Der mit dem Wal tanzt – Die „konservative Konterrevolution“ und der Atterseekreis (Teil 1)

Der Atterseekreis ist ein frei­heitlich­er Think­tank, der sich selb­st als lib­erales und intellek­tuelles Aushängeschild im recht­en Blät­ter­wald gefällt. Das nach Außen kom­mu­nizierte Selb­stver­ständ­nis ste­ht allerd­ings in krassem Wider­spruch zu großen Teilen der Texte, die dort geschrieben wer­den. Denn ganz im Zen­trum dieser The­o­riear­beit ste­ht Carl Schmitts poli­tis­che Mytholo­gie, die völkisch und anti­semi­tisch ist. Lei­der ist es den recht­en Denkern gelun­gen, sich in den Medi­en als harm­los zu insze­nieren. Wir rück­en das Bild wieder gerade.

Der Ver­such ein­er Korrektur

Ein Artikel im Stan­dard berichtet über die frei­heitliche Denk­fab­rik Atterseekreis.
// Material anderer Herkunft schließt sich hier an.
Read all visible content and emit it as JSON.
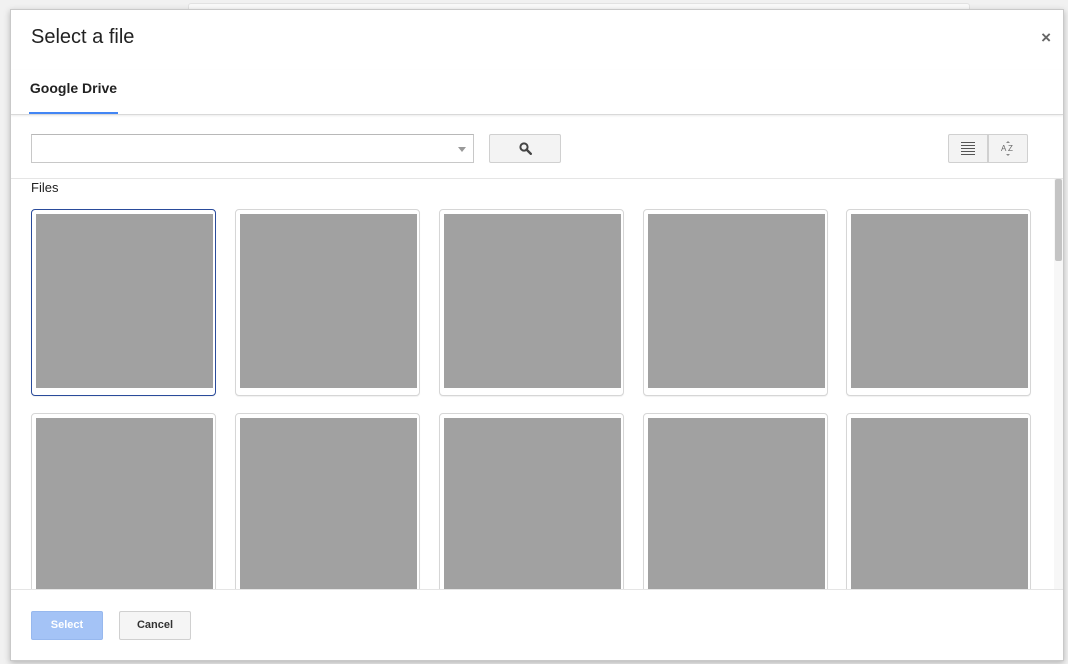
{
  "dialog": {
    "title": "Select a file",
    "close_glyph": "×",
    "tabs": [
      {
        "label": "Google Drive",
        "active": true
      }
    ]
  },
  "toolbar": {
    "search_value": "",
    "search_placeholder": "",
    "search_icon": "magnifier-icon",
    "list_view_icon": "list-view-icon",
    "sort_icon": "sort-az-icon"
  },
  "files": {
    "section_label": "Files",
    "items": [
      {
        "selected": true
      },
      {
        "selected": false
      },
      {
        "selected": false
      },
      {
        "selected": false
      },
      {
        "selected": false
      },
      {
        "selected": false
      },
      {
        "selected": false
      },
      {
        "selected": false
      },
      {
        "selected": false
      },
      {
        "selected": false
      }
    ]
  },
  "footer": {
    "select_label": "Select",
    "cancel_label": "Cancel"
  },
  "colors": {
    "accent": "#4285f4",
    "select_disabled": "#a4c3f6",
    "thumbnail": "#a1a1a1",
    "selected_border": "#2a4b9b"
  }
}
Das ist grund­sät­zlich begrüßenswert, denn die Umtriebe der intellek­tuellen Recht­en sind zu sel­ten The­men in der Medi­en­berichter­stat­tung. Prob­lema­tisch an dem Beitrag „Die recht­en Denker vom Attersee“ ist allerd­ings, dass er ohne jede Bezug­nahme auf deren Texte auskommt. Die Beleuch­tung dieser inhaltlichen Dimen­sion ist aber drin­gend notwendig, um nicht lediglich die frei­heitliche Selb­st­darstel­lung zu repro­duzieren – denn genau das ist dem Stan­dard-Autor Con­rad Sei­dl passiert. So ist die Rede von ein­er „Plat­tform jen­seits der Burschen­schaften“, was angesichts der dort täti­gen Pro­tag­o­nis­ten falsch­er nicht sein kön­nte. Betont wird der „wirtschaft­slib­erale Ansatz“ und das Vorhaben, eine unter Haider ver­lorenge­gan­gene „Diskus­sion­skul­tur“ wiederzubeleben; schließlich darf Nor­bert Nemeth ohne Wider­spruch behaupten, dass man „gesellschaft­spoli­tisch kon­ser­v­a­tiv und ver­fas­sungsrechtlich pro­gres­siv“ sei. Klingt alles erfreulich harm­los. Aber ein genauer Blick auf die Textpro­duk­tion der frei­heitlichen Intellek­tuellen rückt lei­der alles wieder ins rechte Licht. Vor­ab ein paar Worte zu Nor­bert Nemeth, dem Chef des Atterseekreis.  

Der stille Ideologe

Der frei­heitliche Klub­di­rek­tor ist in der Partei­hier­ar­chie zwar ganz oben, aber schein­bar nicht gerne im Ram­p­en­licht. Er hat kein Nation­al­rats­man­dat, in der Medi­en­berichter­stat­tung begeg­net man ihm sel­ten. Die Tirol­er Tageszeitung beze­ich­net ihn als den „Ide­olo­gen in Stra­ches Team“: Nicht die Tage­spoli­tik sei seine Sache, son­dern die Auf­bere­itung frei­heitlich­er Ide­olo­gie. Und diese Rolle erfüllt er seit Som­mer 2017 als Präsi­dent des Atterseekreis­es. Über den FPÖ-Think­tank – unter der Schirmherrschaft von OÖ-Lan­deshaupt­mann Stel­lvertreter Man­fred Haim­buch­n­er – haben wir des Öfteren berichtet (zulet­zt hier), nicht aber über die zen­trale Rolle von Nor­bert Nemeth als dessen Chefide­ologe, Autor und Präsi­dent. Doch zunächst einiges Erwäh­nenswertes zu Nemeths Funk­tion in der FPÖ.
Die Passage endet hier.